TL;DR
Given a file with a million reocrds where there is considerable amount of logic to be executed on each row in the file, what is the fastest way to read the file and finish applying the logic on each row. I used a multi-threaded step with file reader whose read
method is synchronized
to read the file and also used an AsynItemProcessor
so that the records are processed in its own thread.
My expectation is that the AsynItemProcessor
should start immediately as soon as it has a record from a reader to process. Each record should be processed in its own thread; however, this doesn't seem to be the case in my example below
I have a step in my Spring batch job that uses a TaskExecutor
with 20 threads and commit interval of 10000 to read a file. I am also using an AsycnItemProcessor
and AsyncItemWriter
since the data processing can at times take longer than the amount of time required to read a line from the file.
<step id="aggregationStep">
<tasklet throttle-limit="20" task-executor="taskExecutor">
<chunk reader="fileReader"
processor="asyncProcessor" writer="asyncWriter"
commit-interval="10000" />
</tasklet>
</step>
Where :
fileReader
is a class that extendsFlatFileItemReader
and theread
method issynchronized
and simply callssuper.read
within it.asyncProcessor
as nothing but aAsyncItemProcessor
bean that is passed each row from the file and groups it by a key, and stores it into a singleton bean that holds aMap<String,BigDecimal>
object. In other words, the processor is simply grouping the file data by a a few columns and storing this data in memory.asyncWriter
is nothing but anAsyncItemWriter
that wraps a no operationItemWriter
within it. In other words, the job does not need to do any kind of writing since the processor itself is doing the aggregation and storing data in memory. (Map
).- Note that the
AsynItemProcessor
has its onThreadPoolTaskExecutor
withcorePoolSize=10
andmaxPoolSize=20
and theStep
has its ownThreadPoolTaskExecutor
with acorePoolSize=20
andmaxPoolSize=40
With the above setup, my exepcation was that the reading and processing would happen in parallel. Something like :
- FileReader reads a record from the file and passes it to the processor
AsyncItemProcessor
performs aggregation. Since it is anAsyncItemProcessor
, the thread that called theprocess
method should ideally be free to do other work?- Finally, the
AsynItemWriter
would get theFuture
and extract the data but do nothing since the delegate is a no operationItemWriter
.
But when I added some logs, I am not seeing what I expected :
2019-09-07 10:04:49 INFO FileReader:45 - Finished reading 2500 records
2019-09-07 10:04:49 INFO FileReader:45 - Finished reading 5000 records
2019-09-07 10:04:50 INFO FileReader:45 - Finished reading 7501 records
2019-09-07 10:04:50 INFO FileReader:45 - Finished reading 10000 records
2019-09-07 10:04:51 INFO FileReader:45 - Finished reading 12500 records
2019-09-07 10:04:51 INFO FileReader:45 - Finished reading 15000 records
... more such lines are printed until entire file is read.
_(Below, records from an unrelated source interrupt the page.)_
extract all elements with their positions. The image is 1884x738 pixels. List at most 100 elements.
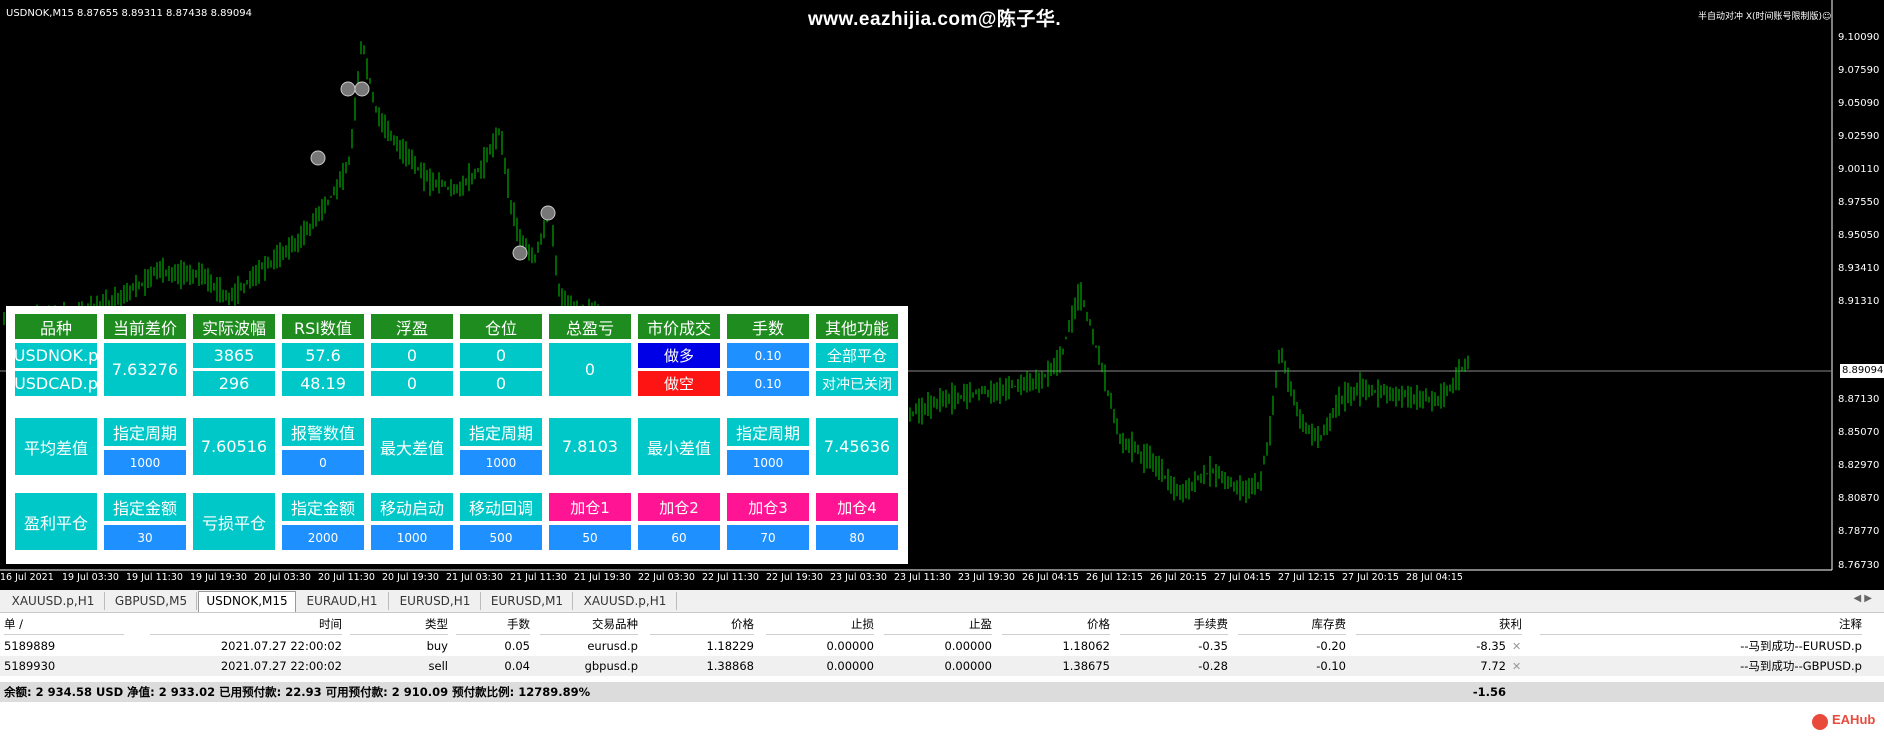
current-price: 1.18062 <box>1062 639 1110 653</box>
price-scale-label: 8.76730 <box>1838 560 1880 571</box>
add-position-3-button[interactable]: 加仓3 <box>727 493 809 521</box>
period3-input[interactable]: 1000 <box>727 450 809 475</box>
max-spread-label: 最大差值 <box>371 418 453 475</box>
tab-eurusd-m1[interactable]: EURUSD,M1 <box>482 592 573 610</box>
price-scale-label: 8.85070 <box>1838 427 1880 438</box>
add-position-2-button[interactable]: 加仓2 <box>638 493 720 521</box>
eahub-brand: EAHub <box>1832 712 1876 727</box>
tab-usdnok-m15[interactable]: USDNOK,M15 <box>198 591 296 612</box>
trade-marker-icon[interactable] <box>340 81 356 97</box>
open-price: 1.38868 <box>706 659 754 673</box>
open-price: 1.18229 <box>706 639 754 653</box>
trade-marker-icon[interactable] <box>354 81 370 97</box>
symbol-1: USDNOK.p <box>14 343 98 368</box>
price-scale-label: 9.02590 <box>1838 131 1880 142</box>
price-scale-label: 9.00110 <box>1838 164 1880 175</box>
eahub-logo-icon <box>1812 714 1828 730</box>
stop-loss: 0.00000 <box>826 659 874 673</box>
add-position-3-input[interactable]: 70 <box>727 525 809 550</box>
hedge-toggle-button[interactable]: 对冲已关闭 <box>816 371 898 396</box>
trail-start-input[interactable]: 1000 <box>371 525 453 550</box>
tab-euraud-h1[interactable]: EURAUD,H1 <box>296 592 389 610</box>
price-scale-label: 9.07590 <box>1838 65 1880 76</box>
period3-label: 指定周期 <box>727 418 809 446</box>
amount-input[interactable]: 30 <box>104 525 186 550</box>
comment: --马到成功--GBPUSD.p <box>1740 659 1862 673</box>
col-profit[interactable]: 获利 <box>1356 614 1522 635</box>
lots: 0.05 <box>504 639 530 653</box>
wave-2: 296 <box>193 371 275 396</box>
add-position-1-button[interactable]: 加仓1 <box>549 493 631 521</box>
min-spread-value: 7.45636 <box>816 418 898 475</box>
time-scale-label: 20 Jul 03:30 <box>254 572 311 583</box>
tab-xauusd-h1[interactable]: XAUUSD.p,H1 <box>2 592 105 610</box>
table-row[interactable]: 5189889 2021.07.27 22:00:02 buy 0.05 eur… <box>0 636 1884 656</box>
col-commission[interactable]: 手续费 <box>1120 614 1228 635</box>
tp-close-label: 盈利平仓 <box>15 493 97 550</box>
price-scale-label: 9.05090 <box>1838 98 1880 109</box>
time-scale-label: 23 Jul 19:30 <box>958 572 1015 583</box>
col-ticket[interactable]: 单 / <box>4 614 124 635</box>
col-cur-price[interactable]: 价格 <box>1002 614 1110 635</box>
col-type[interactable]: 类型 <box>350 614 448 635</box>
time-scale-label: 19 Jul 19:30 <box>190 572 247 583</box>
price-chart[interactable]: USDNOK,M15 8.87655 8.89311 8.87438 8.890… <box>0 0 1884 590</box>
close-order-icon[interactable]: ✕ <box>1512 640 1521 653</box>
time-scale-label: 22 Jul 19:30 <box>766 572 823 583</box>
time-scale-label: 16 Jul 2021 <box>0 572 54 583</box>
chart-watermark: www.eazhijia.com@陈子华. <box>808 9 1062 30</box>
time-scale-label: 19 Jul 11:30 <box>126 572 183 583</box>
tab-xauusd-h1-2[interactable]: XAUUSD.p,H1 <box>574 592 677 610</box>
symbol: gbpusd.p <box>584 659 638 673</box>
add-position-4-input[interactable]: 80 <box>816 525 898 550</box>
col-lots[interactable]: 手数 <box>456 614 530 635</box>
period-input[interactable]: 1000 <box>104 450 186 475</box>
time-scale-label: 26 Jul 12:15 <box>1086 572 1143 583</box>
alert-input[interactable]: 0 <box>282 450 364 475</box>
tab-gbpusd-m5[interactable]: GBPUSD,M5 <box>106 592 197 610</box>
table-row[interactable]: 5189930 2021.07.27 22:00:02 sell 0.04 gb… <box>0 656 1884 676</box>
close-order-icon[interactable]: ✕ <box>1512 660 1521 673</box>
amount2-label: 指定金额 <box>282 493 364 521</box>
position-2: 0 <box>460 371 542 396</box>
price-scale-label: 9.10090 <box>1838 32 1880 43</box>
col-price[interactable]: 价格 <box>650 614 754 635</box>
price-scale-label: 8.91310 <box>1838 296 1880 307</box>
time-scale-label: 23 Jul 03:30 <box>830 572 887 583</box>
add-position-1-input[interactable]: 50 <box>549 525 631 550</box>
buy-button[interactable]: 做多 <box>638 343 720 368</box>
header-other: 其他功能 <box>816 314 898 339</box>
trail-back-input[interactable]: 500 <box>460 525 542 550</box>
add-position-2-input[interactable]: 60 <box>638 525 720 550</box>
account-summary: 余额: 2 934.58 USD 净值: 2 933.02 已用预付款: 22.… <box>4 685 591 699</box>
trail-start-label: 移动启动 <box>371 493 453 521</box>
current-price: 1.38675 <box>1062 659 1110 673</box>
avg-spread-label: 平均差值 <box>15 418 97 475</box>
col-swap[interactable]: 库存费 <box>1238 614 1346 635</box>
trade-marker-icon[interactable] <box>540 205 556 221</box>
lots-input-1[interactable]: 0.10 <box>727 343 809 368</box>
add-position-4-button[interactable]: 加仓4 <box>816 493 898 521</box>
col-symbol[interactable]: 交易品种 <box>540 614 638 635</box>
period2-input[interactable]: 1000 <box>460 450 542 475</box>
trade-marker-icon[interactable] <box>310 150 326 166</box>
amount2-input[interactable]: 2000 <box>282 525 364 550</box>
tab-eurusd-h1[interactable]: EURUSD,H1 <box>390 592 481 610</box>
trade-terminal: 单 / 时间 类型 手数 交易品种 价格 止损 止盈 价格 手续费 库存费 获利… <box>0 614 1884 738</box>
col-tp[interactable]: 止盈 <box>884 614 992 635</box>
col-sl[interactable]: 止损 <box>766 614 874 635</box>
tab-scroll-arrows-icon[interactable]: ◀ ▶ <box>1853 593 1872 604</box>
float-2: 0 <box>371 371 453 396</box>
min-spread-label: 最小差值 <box>638 418 720 475</box>
sell-button[interactable]: 做空 <box>638 371 720 396</box>
time-scale-label: 22 Jul 11:30 <box>702 572 759 583</box>
trade-marker-icon[interactable] <box>512 245 528 261</box>
swap: -0.10 <box>1316 659 1346 673</box>
close-all-button[interactable]: 全部平仓 <box>816 343 898 368</box>
time-scale-label: 21 Jul 19:30 <box>574 572 631 583</box>
time-scale-label: 21 Jul 11:30 <box>510 572 567 583</box>
col-time[interactable]: 时间 <box>150 614 342 635</box>
current-spread: 7.63276 <box>104 343 186 396</box>
col-comment[interactable]: 注释 <box>1540 614 1862 635</box>
lots-input-2[interactable]: 0.10 <box>727 371 809 396</box>
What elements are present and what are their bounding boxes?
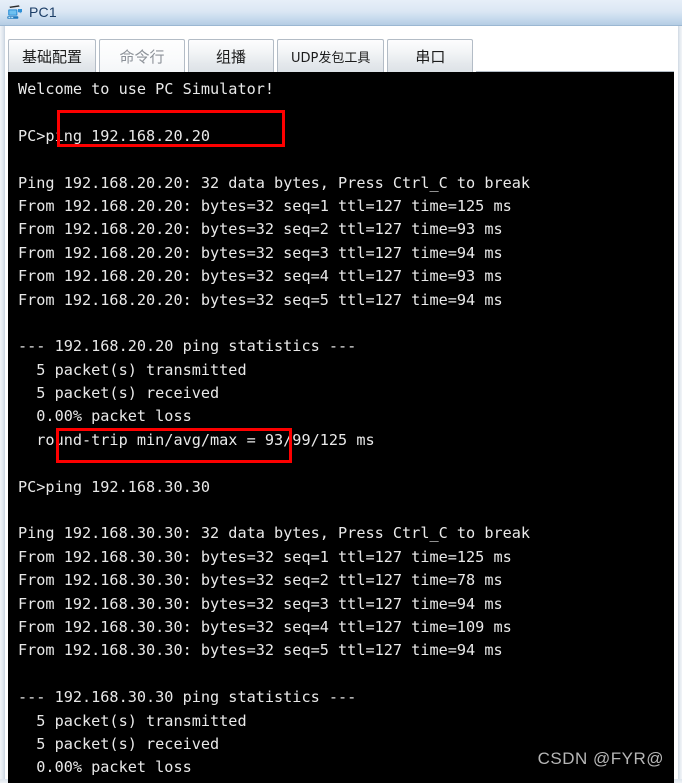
- tab-bar: 基础配置 命令行 组播 UDP发包工具 串口: [8, 36, 674, 72]
- terminal-line: From 192.168.20.20: bytes=32 seq=2 ttl=1…: [18, 220, 503, 239]
- terminal-line: --- 192.168.20.20 ping statistics ---: [18, 337, 357, 356]
- watermark-label: CSDN @FYR@: [537, 749, 664, 768]
- terminal-line: Ping 192.168.30.30: 32 data bytes, Press…: [18, 524, 531, 543]
- terminal-line: From 192.168.30.30: bytes=32 seq=1 ttl=1…: [18, 547, 512, 566]
- terminal-line: 0.00% packet loss: [18, 407, 192, 426]
- pc-device-icon: [5, 3, 25, 23]
- tab-serial-port[interactable]: 串口: [387, 39, 474, 72]
- window-body: 基础配置 命令行 组播 UDP发包工具 串口 Welcome to use PC Sim…: [0, 26, 682, 783]
- terminal-line: 5 packet(s) transmitted: [18, 711, 247, 730]
- frame-edge-right: [678, 26, 682, 783]
- terminal-line: round-trip min/avg/max = 93/99/125 ms: [18, 430, 375, 449]
- tab-label: 组播: [216, 47, 247, 66]
- terminal-line: From 192.168.30.30: bytes=32 seq=2 ttl=1…: [18, 571, 503, 590]
- tab-label: 串口: [415, 47, 446, 66]
- terminal-line: Welcome to use PC Simulator!: [18, 80, 275, 98]
- terminal-line: From 192.168.30.30: bytes=32 seq=5 ttl=1…: [18, 641, 503, 660]
- tab-bar-filler: [476, 38, 674, 72]
- tab-label: 基础配置: [22, 47, 83, 66]
- terminal-line: From 192.168.20.20: bytes=32 seq=4 ttl=1…: [18, 267, 503, 286]
- tab-label: 命令行: [119, 47, 165, 66]
- terminal-line: From 192.168.20.20: bytes=32 seq=1 ttl=1…: [18, 196, 512, 215]
- terminal-line: From 192.168.30.30: bytes=32 seq=3 ttl=1…: [18, 594, 503, 613]
- tab-command-line[interactable]: 命令行: [99, 39, 186, 72]
- window-titlebar: PC1: [0, 0, 682, 26]
- window-title: PC1: [29, 4, 57, 20]
- terminal-output: Welcome to use PC Simulator! PC>ping 192…: [8, 72, 674, 783]
- terminal-line: From 192.168.30.30: bytes=32 seq=4 ttl=1…: [18, 617, 512, 636]
- tab-multicast[interactable]: 组播: [188, 39, 275, 72]
- terminal-line: From 192.168.20.20: bytes=32 seq=3 ttl=1…: [18, 243, 503, 262]
- command-line-terminal[interactable]: Welcome to use PC Simulator! PC>ping 192…: [8, 72, 674, 783]
- terminal-line: 5 packet(s) transmitted: [18, 360, 247, 379]
- tab-label: UDP发包工具: [291, 50, 371, 66]
- tab-udp-packet-tool[interactable]: UDP发包工具: [277, 39, 385, 72]
- terminal-line: From 192.168.20.20: bytes=32 seq=5 ttl=1…: [18, 290, 503, 309]
- terminal-line: Ping 192.168.20.20: 32 data bytes, Press…: [18, 173, 531, 192]
- pc-simulator-window: PC1 基础配置 命令行 组播 UDP发包工具 串口 Welcome to use PC…: [0, 0, 682, 783]
- frame-edge-left: [0, 26, 5, 783]
- terminal-line: 5 packet(s) received: [18, 384, 220, 403]
- tab-basic-config[interactable]: 基础配置: [8, 39, 97, 72]
- terminal-line: PC>ping 192.168.20.20: [18, 126, 211, 145]
- terminal-line: --- 192.168.30.30 ping statistics ---: [18, 688, 357, 707]
- terminal-line: PC>ping 192.168.30.30: [18, 477, 211, 496]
Only after the file is read do I start seeing the processor start doing its work :
2019-09-07 10:06:53 INFO FileProcessor:83 - Finished processing 2500 records
2019-09-07 10:08:28 INFO FileProcessor:83 - Finished processing 5000 records
2019-09-07 10:10:04 INFO FileProcessor:83 - Finished processing 7500 records
2019-09-07 10:11:40 INFO FileProcessor:83 - Finished processing 10000 records
2019-09-07 10:13:16 INFO FileProcessor:83 - Finished processing 12500 records
2019-09-07 10:14:51 INFO FileProcessor:83 - Finished processing 15000 records
Bottom line : Why is the processor not kicking in until the file has been fully read? No matter what the ThreadPoolTaskExecutor
parameters used for the AsynItemProcessor
or for the entire step
, the reading always completes first and only then the processing starts.
This is how chunk oriented processing works. The step will read X items in a variable (where X is the commit-interval), then processing/writing are performed. You can see that in the code of
ChunkOrientedTasklet
.In a multi-thread step, each chunk will be processed by a thread.